Bad Jews


Amitai Marmorstein, Alex Rose and Goldie Hoffman Credit: Len Grinke
Amitai Marmorstein, Alex Rose and Goldie Hoffman
Credit: Len Grinke

At the Norman Rothstein Theatre (Jewish Community Centre) until November 21, 2015

Posted November 19, 2015

Make your Will. Do it now. Otherwise, your loved ones will snarl and bicker and fight like a pack of hyenas over your ‘things’.

That’s what’s going on in Bad Jews, written by Joshua Harmon and directed by Jay Brazeau. Their beloved grandfather – “Poppy” – has just died and grandchildren Liam (Alex Rose), Jonah (Amitai Marmorstein) and Daphna, a.k.a. Diana (Goldie Hoffman) are thrown together in a studio apartment for a few days while the family sits shiva. What both Liam and his cousin Daphna desperately want is Poppy’s chai (meaning ‘life’), a gold medallion that he managed to keep safe throughout his concentration camp internment during the Holocaust. Jonah just wants to be left out of the argument but Liam (a self-proclaimed “bad Jew”) and Daphna, (a “super-Jew” and “rabbi in the making” according to Liam), go at it hammer and tongs. It’s not pretty and, frankly, not all that funny despite the reviews in the New York Times (“crackles with energy”) and the London Times (“Hilariously, exquisitely edgy”). If you find the disdainful bitching of two selfish, self-absorbed young adults funny, you’ll find it amusing.

Sniping includes Daphna hurling insults at Liam because he failed to arrive in time for the funeral (he dropped his cellphone while skiing at Aspen with new, non-Jewish girlfriend); Daphna mocking Liam and Jonah about their parents’ affluence; Daphna bitching at Liam about never coming to visit her (why would he? She hates him.); Daphna complaining about Liam’s failure to observe Passover; Daphna taking digs at Liam about his string of “shiksa” girlfriends including Melody (Kayla Dunbar) whom he has brought to the apartment.

Amitai Marmorstein, Goldie Hoffman, Kayla Dunbar and Alex Rose Credit: Len Grinke
Amitai Marmorstein, Goldie Hoffman, Kayla Dunbar and Alex Rose
Credit: Len Grinke

You get the picture: Daphna is a drama queen who is critical of everyone with the possible exception of Poppy and now she wants his chai. She’s a motor mouth that you just wish would shut up for a while.

Daphna is matched by Alex Rose (Liam) who goes off on a hyperventilating, extended rant of his own that brought applause the night I attended. They are formidable warriors in this fight over Poppy’s cherished possession.

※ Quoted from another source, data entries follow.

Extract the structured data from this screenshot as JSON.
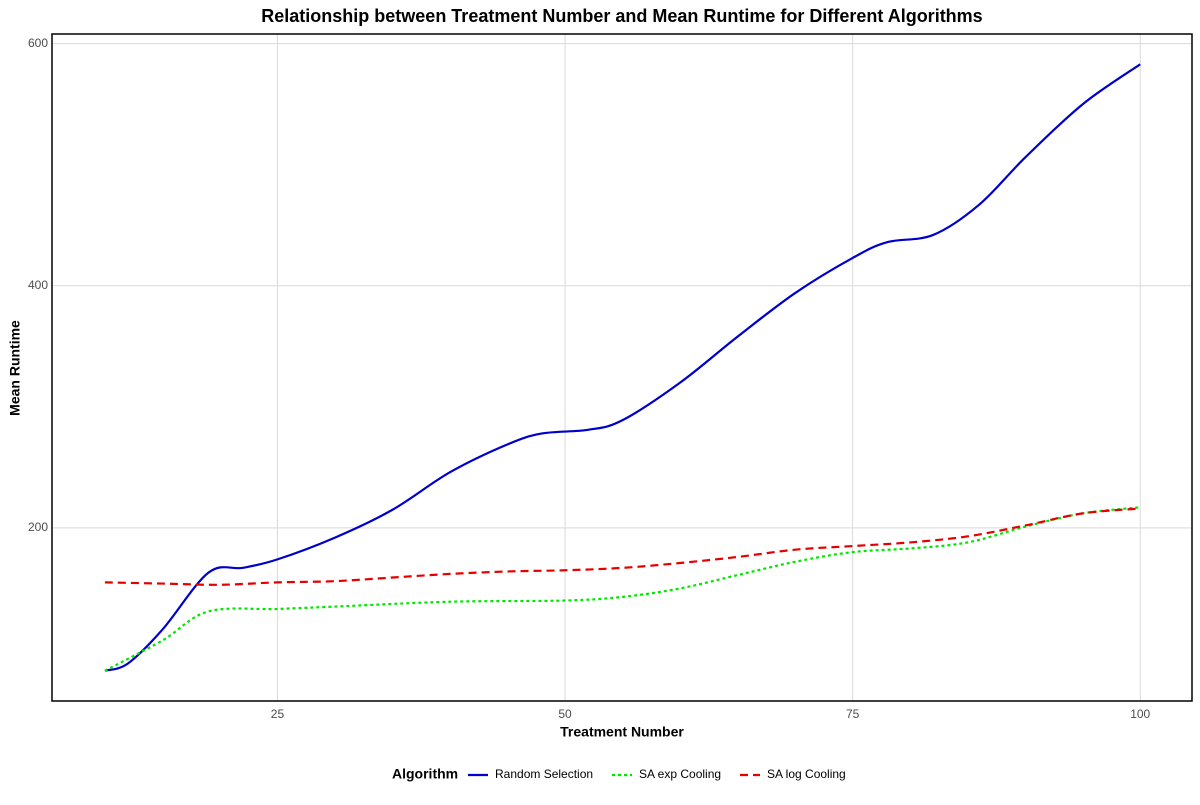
{
  "chart_data": {
    "type": "line",
    "title": "Relationship between Treatment Number and Mean Runtime for Different Algorithms",
    "x_label": "Treatment Number",
    "y_label": "Mean Runtime",
    "legend_title": "Algorithm",
    "legend": "bottom",
    "grid": true,
    "xlim": [
      5.4,
      104.5
    ],
    "xticks": [
      25,
      50,
      75,
      100
    ],
    "ylim": [
      57,
      608
    ],
    "yticks": [
      200,
      400,
      600
    ],
    "series": [
      {
        "name": "Random Selection",
        "color": "#0000cc",
        "dash": "solid",
        "x": [
          10,
          12,
          15,
          19,
          22,
          25,
          30,
          35,
          40,
          45,
          48,
          52,
          55,
          60,
          65,
          70,
          75,
          78,
          82,
          86,
          90,
          95,
          100
        ],
        "values": [
          82,
          88,
          116,
          163,
          167,
          174,
          192,
          215,
          246,
          269,
          278,
          281,
          289,
          320,
          358,
          394,
          423,
          436,
          442,
          467,
          506,
          550,
          583
        ]
      },
      {
        "name": "SA exp Cooling",
        "color": "#00e600",
        "dash": "dotted",
        "x": [
          10,
          15,
          19,
          25,
          30,
          40,
          50,
          55,
          60,
          65,
          70,
          75,
          80,
          85,
          90,
          95,
          100
        ],
        "values": [
          82,
          107,
          131,
          133,
          135,
          139,
          140,
          143,
          150,
          161,
          172,
          180,
          183,
          188,
          201,
          212,
          217
        ]
      },
      {
        "name": "SA log Cooling",
        "color": "#e60000",
        "dash": "dashed",
        "x": [
          10,
          15,
          20,
          25,
          30,
          35,
          40,
          45,
          50,
          55,
          60,
          65,
          70,
          75,
          80,
          85,
          90,
          95,
          100
        ],
        "values": [
          155,
          154,
          153,
          155,
          156,
          159,
          162,
          164,
          165,
          167,
          171,
          176,
          182,
          185,
          188,
          193,
          202,
          212,
          216
        ]
      }
    ]
  }
}
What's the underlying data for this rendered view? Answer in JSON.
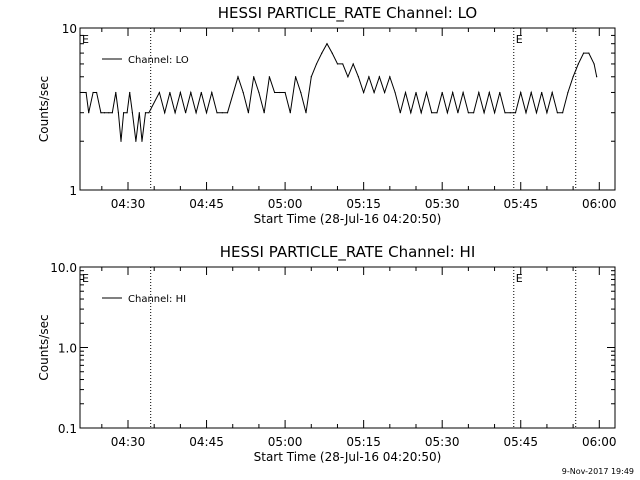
{
  "footer": {
    "timestamp": "9-Nov-2017 19:49"
  },
  "chart_data": [
    {
      "type": "line",
      "title": "HESSI PARTICLE_RATE Channel: LO",
      "xlabel": "Start Time (28-Jul-16 04:20:50)",
      "ylabel": "Counts/sec",
      "yscale": "log",
      "ylim": [
        1,
        10
      ],
      "yticks": [
        "1",
        "10"
      ],
      "xlim": [
        "04:20:50",
        "06:03:00"
      ],
      "xticks": [
        "04:30",
        "04:45",
        "05:00",
        "05:15",
        "05:30",
        "05:45",
        "06:00"
      ],
      "grid": false,
      "legend_position": "top-left",
      "event_lines": [
        "04:34:20",
        "05:43:40",
        "05:55:30"
      ],
      "event_labels": [
        {
          "text": "E",
          "at": "04:20:50"
        },
        {
          "text": "E",
          "at": "05:43:40"
        }
      ],
      "series": [
        {
          "name": "Channel: LO",
          "color": "#000000",
          "x": [
            "04:20:50",
            "04:22:00",
            "04:22:30",
            "04:23:20",
            "04:24:00",
            "04:24:50",
            "04:25:30",
            "04:26:20",
            "04:27:00",
            "04:27:40",
            "04:28:10",
            "04:28:40",
            "04:29:10",
            "04:29:50",
            "04:30:20",
            "04:30:50",
            "04:31:30",
            "04:32:10",
            "04:32:40",
            "04:33:20",
            "04:34:00",
            "04:36:00",
            "04:37:00",
            "04:38:00",
            "04:39:00",
            "04:40:00",
            "04:41:00",
            "04:42:00",
            "04:43:00",
            "04:44:00",
            "04:45:00",
            "04:46:00",
            "04:47:00",
            "04:48:00",
            "04:49:00",
            "04:51:00",
            "04:52:00",
            "04:53:00",
            "04:54:00",
            "04:55:00",
            "04:56:00",
            "04:57:00",
            "04:58:00",
            "04:59:00",
            "05:00:00",
            "05:01:00",
            "05:02:00",
            "05:03:00",
            "05:04:00",
            "05:05:00",
            "05:06:00",
            "05:07:00",
            "05:08:00",
            "05:09:00",
            "05:10:00",
            "05:11:00",
            "05:12:00",
            "05:13:00",
            "05:14:00",
            "05:15:00",
            "05:16:00",
            "05:17:00",
            "05:18:00",
            "05:19:00",
            "05:20:00",
            "05:21:00",
            "05:22:00",
            "05:23:00",
            "05:24:00",
            "05:25:00",
            "05:26:00",
            "05:27:00",
            "05:28:00",
            "05:29:00",
            "05:30:00",
            "05:31:00",
            "05:32:00",
            "05:33:00",
            "05:34:00",
            "05:35:00",
            "05:36:00",
            "05:37:00",
            "05:38:00",
            "05:39:00",
            "05:40:00",
            "05:41:00",
            "05:42:00",
            "05:43:00",
            "05:44:00",
            "05:45:00",
            "05:46:00",
            "05:47:00",
            "05:48:00",
            "05:49:00",
            "05:50:00",
            "05:51:00",
            "05:52:00",
            "05:53:00",
            "05:54:00",
            "05:55:00",
            "05:56:00",
            "05:57:00",
            "05:58:00",
            "05:59:00",
            "05:59:30"
          ],
          "y": [
            4,
            4,
            3,
            4,
            4,
            3,
            3,
            3,
            3,
            4,
            3,
            2,
            3,
            3,
            4,
            3,
            2,
            3,
            2,
            3,
            3,
            4,
            3,
            4,
            3,
            4,
            3,
            4,
            3,
            4,
            3,
            4,
            3,
            3,
            3,
            5,
            4,
            3,
            5,
            4,
            3,
            5,
            4,
            4,
            4,
            3,
            5,
            4,
            3,
            5,
            6,
            7,
            8,
            7,
            6,
            6,
            5,
            6,
            5,
            4,
            5,
            4,
            5,
            4,
            5,
            4,
            3,
            4,
            3,
            4,
            3,
            4,
            3,
            3,
            4,
            3,
            4,
            3,
            4,
            3,
            3,
            4,
            3,
            4,
            3,
            4,
            3,
            3,
            3,
            4,
            3,
            4,
            3,
            4,
            3,
            4,
            3,
            3,
            4,
            5,
            6,
            7,
            7,
            6,
            5
          ]
        }
      ]
    },
    {
      "type": "line",
      "title": "HESSI PARTICLE_RATE Channel: HI",
      "xlabel": "Start Time (28-Jul-16 04:20:50)",
      "ylabel": "Counts/sec",
      "yscale": "log",
      "ylim": [
        0.1,
        10
      ],
      "yticks": [
        "0.1",
        "1.0",
        "10.0"
      ],
      "xlim": [
        "04:20:50",
        "06:03:00"
      ],
      "xticks": [
        "04:30",
        "04:45",
        "05:00",
        "05:15",
        "05:30",
        "05:45",
        "06:00"
      ],
      "grid": false,
      "legend_position": "top-left",
      "event_lines": [
        "04:34:20",
        "05:43:40",
        "05:55:30"
      ],
      "event_labels": [
        {
          "text": "E",
          "at": "04:20:50"
        },
        {
          "text": "E",
          "at": "05:43:40"
        }
      ],
      "series": [
        {
          "name": "Channel: HI",
          "color": "#000000",
          "x": [],
          "y": []
        }
      ]
    }
  ]
}
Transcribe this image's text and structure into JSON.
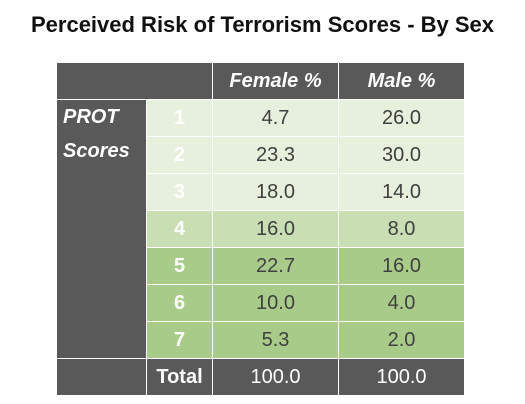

It’s an energetic, show-offy role and Goldie Hoffman is certainly up to the task. She’s all sound and fury, hands and crazy hair flying. But I just don’t know how you make this character likeable. She’s just such a bitch. If we knew why she’s so screwed up, it might help.

Daphna’s snarling extends to strawberry blonde, sweet Melody, who works for a non-profit organization for underprivileged kids but trained as an opera singer. Liam met Melody online and that, of course, is more fuel for Daphna. When Daphna insists that Melody sing something, Dunbar breaks into a vibrato-heavy parody of “Summertime”. It’s tricky: the performance has to be not off-key, serious, emotional, earnest and quivery but Dunbar pulls it off. Or course, the moment Melody goes into the bathroom, Jonah, Daphna and even Liam, who is preparing to propose tonight to Melody, fall all over themselves laughing. These are nasty people.

Kayla Dunbar and Goldie Hoffman Credit: Len Grinke
Kayla Dunbar and Goldie Hoffman
Credit: Len Grinke

Amitai Marmorstein is pretty much out of the action throughout. As Jonah he looks absolutely pained, chagrined at the behaviour of the others. If he could crawl into the woodwork, he would.

Saving the best until last, Jonah suddenly brings Bad Jews home. It’s a stunning revelation that makes the play finally worthwhile. But it’s a long time to wait for something meaningful unless you’re entertained by an evening of bad-natured verbal sparring that, yes, erupts into hair pulling and fisticuffs. Perhaps if you have a Daphna-like person in your family and you love her nevertheless, Bad Jews might strike you as excruciatingly funny.